“ ‘Mommy makes mean art,’ was the judgment that the artist’s daughter, Octavia, delivered at the age of 4, and that gets pretty close to the truth.”
Kara Walker exploded onto the art scene in 1994 at the age of 24 with work that shocked many, and at the same time, made her one of the leading artistic voices on the subject of race and racism. Her fifty-foot long mural, entitled “Gone: An Historical Romance of a Civil War as It Occurred Between the Dusky Thighs of One Young Negress and Her Heart,” caught the attention of critics, not solely for its title and theme but also for its form: black-paper silhouette figures against a white wall.
Walker used an old form that would become the basis for her strongest early work. Widespread in Victorian middle-class portraiture and illustration, cut paper silhouettes possessed a streamlined elegance that, as Walker put it, “simplified the frenzy I was working myself into.” At first glance, we see figures in period costume which brings us back to earlier and simpler times, but look more closely one realizes that the content is horrifying, as it illustrates the nightmarish racial history of the American South.
Born in Stockton, California in 1969, Walker knew by age 3 that she wanted to become an artist like her father, Larry Walker, who was a painter and the chairman of the art department at the University of the Pacific. The family moved to Atlanta, Georgia, where she would spend the rest of her childhood and attend the Atlanta College of Art where she earned a Bachelor of Fine Arts degree in painting and printmaking and then, later, a Master of Fine Arts degree in painting and printmaking from the Rhode Island School of Design. In contrast with the multi-cultural environment Walker had enjoyed in California, Georgia still held Klu Klux Klan rallies. At her new high school, Walker experienced racism and felt unwelcome and isolated. This experience was pivotal in her development into an artist who focused on race-specific issues.
Drawing from sources ranging from slave testimonials to historical novels, Kara Walker’s work features brutal situations that are both violent and sexual in nature. Critics did not agree on whether this was a step backward or forward. In 1997, a group of older African-American artists criticized Walker for using what they considered to be black stereotypes in her art, and even tried to organize a boycott of her work. Others defended her, applauding Walker’s willingness to expose the ridiculousness of these stereotypes, “turning them upside down, spread-eagle and inside out,” said the conceptual artist Barbara Kruger.
Now, two decades later, Walker’s work has been exhibited in galleries and museums worldwide and she continues to challenge and question through her art and insists that her job is to jolt viewers out of their comfort zone, and even make them angry. Over the course of her impressive career, Walker has had solo exhibitions at prestigious museums including the San Francisco Museum of Modern Art; Tate Liverpool in England; and the Metropolitan Museum of Art of in New York. In 2007, TIME magazine placed Walker on its list of the 100 most influential Americans. In 2008 when the artist was still in her thirties, the Whitney held a retrospective of her work. Though Walker herself is still in mid-career, she has emboldened a generation of younger artists to investigate the persistence and complexity of racial stereotyping.

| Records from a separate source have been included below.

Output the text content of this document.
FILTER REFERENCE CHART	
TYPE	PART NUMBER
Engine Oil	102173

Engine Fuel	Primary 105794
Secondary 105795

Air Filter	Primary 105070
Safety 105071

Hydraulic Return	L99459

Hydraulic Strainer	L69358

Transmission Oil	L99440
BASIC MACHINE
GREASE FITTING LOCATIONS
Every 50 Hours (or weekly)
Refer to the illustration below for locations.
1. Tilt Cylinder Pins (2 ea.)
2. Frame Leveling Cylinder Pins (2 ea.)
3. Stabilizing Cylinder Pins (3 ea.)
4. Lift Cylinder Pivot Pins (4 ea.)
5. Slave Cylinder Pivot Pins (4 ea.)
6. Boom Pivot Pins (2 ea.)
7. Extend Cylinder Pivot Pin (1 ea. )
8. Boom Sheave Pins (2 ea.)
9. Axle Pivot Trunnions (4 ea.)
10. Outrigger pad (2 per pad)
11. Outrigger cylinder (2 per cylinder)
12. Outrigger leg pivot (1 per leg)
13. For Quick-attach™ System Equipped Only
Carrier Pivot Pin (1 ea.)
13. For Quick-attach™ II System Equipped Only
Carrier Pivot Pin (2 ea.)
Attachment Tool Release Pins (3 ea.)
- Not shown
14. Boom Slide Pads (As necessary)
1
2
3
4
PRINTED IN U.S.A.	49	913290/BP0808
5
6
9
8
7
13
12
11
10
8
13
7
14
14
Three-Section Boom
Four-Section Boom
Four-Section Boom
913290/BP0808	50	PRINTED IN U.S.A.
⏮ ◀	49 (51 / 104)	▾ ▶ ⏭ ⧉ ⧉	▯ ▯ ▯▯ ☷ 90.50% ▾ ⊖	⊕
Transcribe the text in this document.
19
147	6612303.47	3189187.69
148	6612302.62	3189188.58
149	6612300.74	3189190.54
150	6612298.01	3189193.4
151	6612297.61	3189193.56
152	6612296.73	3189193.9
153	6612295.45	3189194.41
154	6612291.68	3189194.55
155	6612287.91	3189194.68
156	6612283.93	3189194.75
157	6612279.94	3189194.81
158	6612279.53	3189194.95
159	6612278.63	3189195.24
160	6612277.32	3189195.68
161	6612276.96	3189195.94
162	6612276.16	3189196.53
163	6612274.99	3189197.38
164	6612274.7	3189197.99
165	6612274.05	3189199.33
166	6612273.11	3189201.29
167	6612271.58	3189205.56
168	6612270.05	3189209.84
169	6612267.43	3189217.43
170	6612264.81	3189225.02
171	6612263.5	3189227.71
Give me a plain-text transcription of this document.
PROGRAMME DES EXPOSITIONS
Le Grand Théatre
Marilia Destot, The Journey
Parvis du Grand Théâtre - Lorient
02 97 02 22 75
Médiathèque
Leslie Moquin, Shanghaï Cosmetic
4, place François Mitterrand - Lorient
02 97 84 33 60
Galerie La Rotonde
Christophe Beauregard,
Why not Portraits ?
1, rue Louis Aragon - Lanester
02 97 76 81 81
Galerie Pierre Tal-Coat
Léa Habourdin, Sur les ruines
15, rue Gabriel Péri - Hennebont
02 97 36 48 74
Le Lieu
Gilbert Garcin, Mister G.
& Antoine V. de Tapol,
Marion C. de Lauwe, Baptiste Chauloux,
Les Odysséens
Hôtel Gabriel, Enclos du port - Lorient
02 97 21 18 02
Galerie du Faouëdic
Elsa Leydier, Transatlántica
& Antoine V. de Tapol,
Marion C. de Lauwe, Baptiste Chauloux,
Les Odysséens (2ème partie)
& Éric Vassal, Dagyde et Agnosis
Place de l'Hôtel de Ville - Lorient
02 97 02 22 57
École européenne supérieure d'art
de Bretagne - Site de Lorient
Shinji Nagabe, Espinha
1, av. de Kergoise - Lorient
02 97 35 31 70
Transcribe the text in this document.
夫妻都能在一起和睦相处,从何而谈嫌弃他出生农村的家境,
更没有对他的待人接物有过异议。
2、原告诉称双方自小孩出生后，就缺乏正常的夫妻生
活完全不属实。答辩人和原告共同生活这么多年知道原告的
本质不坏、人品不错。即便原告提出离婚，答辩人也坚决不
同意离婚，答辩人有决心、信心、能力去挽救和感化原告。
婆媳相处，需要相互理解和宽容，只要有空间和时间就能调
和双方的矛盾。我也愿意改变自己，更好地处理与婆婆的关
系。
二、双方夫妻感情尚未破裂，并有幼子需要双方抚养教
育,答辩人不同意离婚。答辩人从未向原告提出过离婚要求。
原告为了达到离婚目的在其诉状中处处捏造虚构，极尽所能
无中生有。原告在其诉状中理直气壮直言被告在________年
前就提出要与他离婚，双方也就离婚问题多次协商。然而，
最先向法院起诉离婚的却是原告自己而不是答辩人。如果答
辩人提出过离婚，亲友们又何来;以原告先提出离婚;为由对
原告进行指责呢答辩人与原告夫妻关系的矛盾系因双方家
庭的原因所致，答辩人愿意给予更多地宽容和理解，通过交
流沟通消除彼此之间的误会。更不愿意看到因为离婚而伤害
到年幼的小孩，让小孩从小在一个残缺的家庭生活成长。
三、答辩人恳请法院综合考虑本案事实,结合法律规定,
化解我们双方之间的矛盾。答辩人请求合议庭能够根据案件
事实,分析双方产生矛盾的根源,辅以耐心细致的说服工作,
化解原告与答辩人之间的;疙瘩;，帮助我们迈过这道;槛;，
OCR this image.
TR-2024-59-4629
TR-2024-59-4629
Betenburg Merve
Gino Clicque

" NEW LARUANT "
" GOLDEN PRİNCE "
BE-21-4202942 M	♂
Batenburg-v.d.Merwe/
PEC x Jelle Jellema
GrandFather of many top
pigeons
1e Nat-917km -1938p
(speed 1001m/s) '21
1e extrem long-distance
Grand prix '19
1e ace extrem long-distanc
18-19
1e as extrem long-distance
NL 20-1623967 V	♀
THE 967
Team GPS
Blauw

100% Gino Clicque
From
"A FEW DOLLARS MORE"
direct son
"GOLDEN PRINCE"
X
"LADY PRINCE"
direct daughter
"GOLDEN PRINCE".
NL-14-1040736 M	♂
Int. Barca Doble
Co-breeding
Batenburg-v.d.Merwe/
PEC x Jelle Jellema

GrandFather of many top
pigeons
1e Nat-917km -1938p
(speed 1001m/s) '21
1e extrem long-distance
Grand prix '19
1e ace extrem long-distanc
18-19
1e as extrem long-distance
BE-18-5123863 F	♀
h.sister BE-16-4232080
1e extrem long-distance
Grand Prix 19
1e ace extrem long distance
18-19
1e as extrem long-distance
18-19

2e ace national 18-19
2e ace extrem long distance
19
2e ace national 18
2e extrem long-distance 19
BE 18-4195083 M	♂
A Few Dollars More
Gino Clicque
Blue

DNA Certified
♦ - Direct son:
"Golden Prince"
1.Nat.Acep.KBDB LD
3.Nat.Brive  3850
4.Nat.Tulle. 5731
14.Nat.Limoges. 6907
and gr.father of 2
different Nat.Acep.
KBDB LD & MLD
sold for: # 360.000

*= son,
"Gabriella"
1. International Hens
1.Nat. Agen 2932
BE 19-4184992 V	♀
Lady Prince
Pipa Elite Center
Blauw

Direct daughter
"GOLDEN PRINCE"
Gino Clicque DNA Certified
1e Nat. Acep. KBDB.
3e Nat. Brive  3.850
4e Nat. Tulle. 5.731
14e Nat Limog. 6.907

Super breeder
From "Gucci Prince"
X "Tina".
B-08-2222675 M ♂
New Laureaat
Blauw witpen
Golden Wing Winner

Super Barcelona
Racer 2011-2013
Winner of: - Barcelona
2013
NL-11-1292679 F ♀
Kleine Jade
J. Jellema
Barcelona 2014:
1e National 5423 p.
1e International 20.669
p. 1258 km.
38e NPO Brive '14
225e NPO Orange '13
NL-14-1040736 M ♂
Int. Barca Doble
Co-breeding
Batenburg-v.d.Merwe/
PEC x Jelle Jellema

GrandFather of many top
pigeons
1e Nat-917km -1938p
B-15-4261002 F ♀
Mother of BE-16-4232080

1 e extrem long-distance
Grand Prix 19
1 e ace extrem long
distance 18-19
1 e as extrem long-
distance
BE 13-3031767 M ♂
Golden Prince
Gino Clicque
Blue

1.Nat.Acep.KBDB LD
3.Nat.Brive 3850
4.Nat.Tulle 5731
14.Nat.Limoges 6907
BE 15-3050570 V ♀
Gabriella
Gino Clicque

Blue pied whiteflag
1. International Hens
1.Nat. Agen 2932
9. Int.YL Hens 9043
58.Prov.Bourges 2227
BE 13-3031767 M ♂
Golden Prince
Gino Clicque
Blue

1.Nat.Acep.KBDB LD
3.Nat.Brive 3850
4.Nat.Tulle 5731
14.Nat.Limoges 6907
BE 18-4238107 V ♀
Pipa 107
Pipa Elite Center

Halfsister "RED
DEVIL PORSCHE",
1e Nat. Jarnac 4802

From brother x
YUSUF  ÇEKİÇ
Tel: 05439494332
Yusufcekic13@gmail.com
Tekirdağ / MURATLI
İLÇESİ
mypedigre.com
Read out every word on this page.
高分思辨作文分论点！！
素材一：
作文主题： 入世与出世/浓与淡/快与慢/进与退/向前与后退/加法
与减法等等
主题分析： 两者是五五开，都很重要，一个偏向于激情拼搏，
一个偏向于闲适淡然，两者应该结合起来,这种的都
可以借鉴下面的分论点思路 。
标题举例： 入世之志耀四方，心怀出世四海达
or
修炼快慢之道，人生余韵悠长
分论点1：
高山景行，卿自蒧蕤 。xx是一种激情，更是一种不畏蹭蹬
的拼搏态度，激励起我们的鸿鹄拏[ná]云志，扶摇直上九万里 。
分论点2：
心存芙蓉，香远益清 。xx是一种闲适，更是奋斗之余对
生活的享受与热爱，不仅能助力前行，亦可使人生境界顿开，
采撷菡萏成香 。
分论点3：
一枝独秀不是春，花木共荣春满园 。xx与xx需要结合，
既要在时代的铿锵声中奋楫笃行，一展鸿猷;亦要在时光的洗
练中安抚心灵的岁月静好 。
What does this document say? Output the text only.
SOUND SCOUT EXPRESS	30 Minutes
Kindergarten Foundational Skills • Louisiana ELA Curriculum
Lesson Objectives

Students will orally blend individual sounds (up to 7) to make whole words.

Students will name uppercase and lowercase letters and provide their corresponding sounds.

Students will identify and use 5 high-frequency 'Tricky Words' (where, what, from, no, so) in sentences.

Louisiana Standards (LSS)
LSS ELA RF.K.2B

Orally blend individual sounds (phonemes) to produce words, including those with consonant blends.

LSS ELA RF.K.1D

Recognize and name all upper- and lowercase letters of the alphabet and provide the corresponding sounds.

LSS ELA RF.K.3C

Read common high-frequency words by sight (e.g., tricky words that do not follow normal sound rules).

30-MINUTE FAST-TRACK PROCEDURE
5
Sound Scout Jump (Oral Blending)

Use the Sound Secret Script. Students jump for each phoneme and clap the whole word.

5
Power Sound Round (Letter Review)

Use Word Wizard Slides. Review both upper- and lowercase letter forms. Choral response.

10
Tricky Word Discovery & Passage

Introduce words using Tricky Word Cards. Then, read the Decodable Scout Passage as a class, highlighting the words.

Roberta Smith, art critic for the New York Times, wrote that Walker brings, “… to elegant, repellent life an unending stream of vicious master-slave narratives — a continuum of violence, abuse and violation that consumed and corrupted almost all parties, regardless of age or race. Antic, profane and riveting, these mural-like scenes replayed history as farce and masqueraded tragedy as depraved comedy. They revealed the inevitable psychic corruption of humans owning humans, brought out the sexual component of oppression in any form and implied a country still shaped by the original sin of slavery.”
Now a longtime resident of New York City, Walker was a professor of visual arts in the MFA program at Columbia University. In 2015, Walker began a five-year term as Chair of Visual Arts at Rutgers’ School of the Arts.